American Front is part of the Great War series by Harry Turtledove, built on previous novels in which the South won the Civil War and proceeded to whomp the damnyankees in a subsequent skirmish. Now both Americas are dragged into World War I on the sides of their allies - the USA with the Kaiser and the CSA with England and France - and hold their own war to end all wars on their own soil, plus Canada’s.
So far, so good. Where American Front disappoints is in the machine-gun approach to plot. The would-be novel follows several characters through the first year or so of the war, and by several I mean a representative cross-section of both nations, plus a Canadian. The cast of POV characters alone was well beyond my ability to track, so I found the various soldiers on both sides blended into one another. Some characters stood out, such as the US pilot whose career tracked the evolution of the airplane’s role in the war from surveillance to machine-gunning to the interruptor that let him fire through the propellors without shooting them off. A fisherman from Boston grabbed my attention, of course, and the Canadian farmer dealing with US occupation was also a good read. Also of note were a New York socialist, a black butler on a plantation and his white mistress, a black laborer in occupied CSA territory who sides with the rebs as the devil he knows, and a Southern steelworker dealing with not Rosie the Riveter’s, but Pericles the Negro’s unexpected appearance in his mills.
They were all great stories, even the ones I haven’t mentioned about general’s aide, the calvary officer, the surprise US attack on the Sandwich Islands, an infantryman or two I couldn’t keep straight, the mother and daughter in reb-occupied D.C., and whichever other main characters I’m forgetting now. Any one of them would have made a great short story, but split up across 550 pages they were each frustrating. Maybe this episodic soap-opera style of writing is common in genres I don’t read; if so, I’m glad I’m missing it.

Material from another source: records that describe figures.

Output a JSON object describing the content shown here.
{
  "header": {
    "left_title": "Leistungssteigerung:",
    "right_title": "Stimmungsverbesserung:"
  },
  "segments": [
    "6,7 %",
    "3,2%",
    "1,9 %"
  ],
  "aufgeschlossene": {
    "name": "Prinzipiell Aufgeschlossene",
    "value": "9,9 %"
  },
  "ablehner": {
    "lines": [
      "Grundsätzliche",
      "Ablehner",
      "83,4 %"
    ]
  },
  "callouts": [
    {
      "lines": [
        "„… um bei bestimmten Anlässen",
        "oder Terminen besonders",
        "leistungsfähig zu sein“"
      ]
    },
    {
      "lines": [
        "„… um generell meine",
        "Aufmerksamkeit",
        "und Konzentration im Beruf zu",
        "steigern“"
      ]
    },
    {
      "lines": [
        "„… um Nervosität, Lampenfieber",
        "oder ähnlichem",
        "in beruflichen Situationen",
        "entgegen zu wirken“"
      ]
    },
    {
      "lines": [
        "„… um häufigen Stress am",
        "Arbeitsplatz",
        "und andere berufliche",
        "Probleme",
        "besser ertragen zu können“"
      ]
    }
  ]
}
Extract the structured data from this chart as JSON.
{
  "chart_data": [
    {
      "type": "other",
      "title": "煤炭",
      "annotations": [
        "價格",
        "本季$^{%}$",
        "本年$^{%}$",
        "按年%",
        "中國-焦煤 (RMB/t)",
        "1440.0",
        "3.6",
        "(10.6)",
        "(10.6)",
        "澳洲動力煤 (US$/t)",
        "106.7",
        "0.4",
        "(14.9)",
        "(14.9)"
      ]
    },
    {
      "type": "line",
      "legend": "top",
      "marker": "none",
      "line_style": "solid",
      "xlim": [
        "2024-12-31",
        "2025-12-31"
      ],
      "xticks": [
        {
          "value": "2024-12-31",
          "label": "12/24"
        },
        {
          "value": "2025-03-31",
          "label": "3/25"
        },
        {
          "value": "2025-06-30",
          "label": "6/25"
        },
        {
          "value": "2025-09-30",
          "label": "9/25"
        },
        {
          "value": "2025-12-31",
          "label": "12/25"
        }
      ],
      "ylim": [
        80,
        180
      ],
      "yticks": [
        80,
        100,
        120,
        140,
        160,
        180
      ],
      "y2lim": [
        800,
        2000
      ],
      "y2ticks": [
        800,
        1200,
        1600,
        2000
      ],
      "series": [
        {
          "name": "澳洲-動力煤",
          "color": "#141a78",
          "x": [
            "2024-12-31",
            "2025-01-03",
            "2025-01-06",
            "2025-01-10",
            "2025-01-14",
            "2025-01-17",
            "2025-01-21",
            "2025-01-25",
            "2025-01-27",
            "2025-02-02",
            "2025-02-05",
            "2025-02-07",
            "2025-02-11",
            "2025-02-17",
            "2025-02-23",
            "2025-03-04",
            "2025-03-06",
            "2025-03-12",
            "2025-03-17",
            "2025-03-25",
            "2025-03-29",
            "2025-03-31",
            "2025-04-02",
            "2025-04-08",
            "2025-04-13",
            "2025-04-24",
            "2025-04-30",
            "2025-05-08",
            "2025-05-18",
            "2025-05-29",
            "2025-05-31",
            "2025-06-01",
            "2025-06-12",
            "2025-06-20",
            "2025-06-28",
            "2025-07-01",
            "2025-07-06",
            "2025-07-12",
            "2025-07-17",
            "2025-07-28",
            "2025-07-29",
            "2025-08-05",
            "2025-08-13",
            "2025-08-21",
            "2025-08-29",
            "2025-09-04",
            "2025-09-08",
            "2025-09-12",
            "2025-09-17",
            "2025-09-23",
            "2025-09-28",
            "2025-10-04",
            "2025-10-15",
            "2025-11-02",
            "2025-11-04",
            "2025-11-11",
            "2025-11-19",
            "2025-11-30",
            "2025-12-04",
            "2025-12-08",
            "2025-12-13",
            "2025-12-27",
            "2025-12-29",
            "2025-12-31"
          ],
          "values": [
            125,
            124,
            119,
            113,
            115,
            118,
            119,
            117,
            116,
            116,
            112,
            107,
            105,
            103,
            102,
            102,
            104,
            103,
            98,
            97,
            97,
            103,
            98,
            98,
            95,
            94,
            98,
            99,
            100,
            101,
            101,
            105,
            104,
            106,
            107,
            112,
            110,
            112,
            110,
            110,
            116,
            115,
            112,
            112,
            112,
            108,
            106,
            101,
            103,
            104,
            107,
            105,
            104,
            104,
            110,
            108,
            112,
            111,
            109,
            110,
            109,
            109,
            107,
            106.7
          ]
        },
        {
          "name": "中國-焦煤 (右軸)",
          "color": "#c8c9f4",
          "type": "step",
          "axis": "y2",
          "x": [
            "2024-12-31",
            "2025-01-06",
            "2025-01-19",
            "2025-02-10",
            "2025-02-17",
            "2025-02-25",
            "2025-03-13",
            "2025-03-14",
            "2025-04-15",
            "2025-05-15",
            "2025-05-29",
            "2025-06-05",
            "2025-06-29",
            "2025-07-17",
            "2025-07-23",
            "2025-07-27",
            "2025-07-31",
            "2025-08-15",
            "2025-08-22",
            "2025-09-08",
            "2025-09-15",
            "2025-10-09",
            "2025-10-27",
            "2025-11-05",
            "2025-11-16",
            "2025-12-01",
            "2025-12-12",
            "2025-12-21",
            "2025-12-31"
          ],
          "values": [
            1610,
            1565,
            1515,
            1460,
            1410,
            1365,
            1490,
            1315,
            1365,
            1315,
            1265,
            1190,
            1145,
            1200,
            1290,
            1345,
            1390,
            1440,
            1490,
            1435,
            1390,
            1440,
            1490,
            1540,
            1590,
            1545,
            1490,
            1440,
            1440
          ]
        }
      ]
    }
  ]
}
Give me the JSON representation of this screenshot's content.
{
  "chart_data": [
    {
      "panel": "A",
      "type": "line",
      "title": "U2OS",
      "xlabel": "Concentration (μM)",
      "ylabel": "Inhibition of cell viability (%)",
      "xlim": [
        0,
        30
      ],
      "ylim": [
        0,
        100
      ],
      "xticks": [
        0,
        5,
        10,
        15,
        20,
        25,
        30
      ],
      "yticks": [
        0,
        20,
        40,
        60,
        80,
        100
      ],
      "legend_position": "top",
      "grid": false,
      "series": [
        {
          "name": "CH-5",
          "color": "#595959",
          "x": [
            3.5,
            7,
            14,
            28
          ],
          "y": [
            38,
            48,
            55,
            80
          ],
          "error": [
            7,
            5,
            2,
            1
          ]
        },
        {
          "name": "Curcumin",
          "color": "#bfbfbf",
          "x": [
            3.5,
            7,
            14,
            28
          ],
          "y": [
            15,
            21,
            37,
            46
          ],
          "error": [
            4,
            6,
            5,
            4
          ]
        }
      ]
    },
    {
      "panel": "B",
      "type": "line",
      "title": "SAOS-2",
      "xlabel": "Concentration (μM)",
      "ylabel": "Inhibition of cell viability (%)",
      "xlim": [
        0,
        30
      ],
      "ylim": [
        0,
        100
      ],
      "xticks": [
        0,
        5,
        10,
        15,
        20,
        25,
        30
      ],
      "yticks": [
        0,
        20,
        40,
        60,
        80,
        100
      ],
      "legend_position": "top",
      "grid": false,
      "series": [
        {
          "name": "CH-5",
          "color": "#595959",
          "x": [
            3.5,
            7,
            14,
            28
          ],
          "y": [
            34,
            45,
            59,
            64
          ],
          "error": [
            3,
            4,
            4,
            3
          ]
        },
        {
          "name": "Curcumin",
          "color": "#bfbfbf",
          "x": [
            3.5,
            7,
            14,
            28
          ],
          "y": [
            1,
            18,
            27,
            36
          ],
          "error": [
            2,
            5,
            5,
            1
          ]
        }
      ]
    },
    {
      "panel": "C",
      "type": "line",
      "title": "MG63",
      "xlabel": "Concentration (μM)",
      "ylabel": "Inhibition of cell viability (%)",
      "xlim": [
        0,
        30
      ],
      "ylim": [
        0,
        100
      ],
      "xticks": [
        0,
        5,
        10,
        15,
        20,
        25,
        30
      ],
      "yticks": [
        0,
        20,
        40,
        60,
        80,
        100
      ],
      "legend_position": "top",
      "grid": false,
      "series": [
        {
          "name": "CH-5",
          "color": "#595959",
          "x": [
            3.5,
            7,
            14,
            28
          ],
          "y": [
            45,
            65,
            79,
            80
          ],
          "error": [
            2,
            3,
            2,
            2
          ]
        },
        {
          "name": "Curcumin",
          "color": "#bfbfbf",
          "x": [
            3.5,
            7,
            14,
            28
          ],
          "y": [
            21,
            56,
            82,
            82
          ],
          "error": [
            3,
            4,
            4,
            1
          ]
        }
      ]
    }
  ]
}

Otherland by Tad Wiliams suffers from the same cast-of-thousands episodic effect, though not quite as badly. I made it through the River of Blue Fire and Mountain of Black Glass always wanting to get back to my favorite characters, who were the Sydney police officers investigating a murder committed long before by one of the bad guys. Somewhere near the middle I began to enjoy Mountain much more than previously; I realized that was because most of the main characters were gathering at Priam’s Walls, and though they didn’t reunite into one group very successfully, at least they were mostly in the same universe for a while, which made the plot cohere much better.
I’ve heard two rumors about Otherland - one that it was planned as six novels but cut down to four, and the other that it was originally supposed to be a trilogy. Judging by the coherence of the end of Volume III, I now favor the trilogy theory. I have the last volume already, and finishing it will be nearly as much of a relief as KSR’s Mars trilogy; I like the Otherland characters, but that makes the epic style all the more frustrating.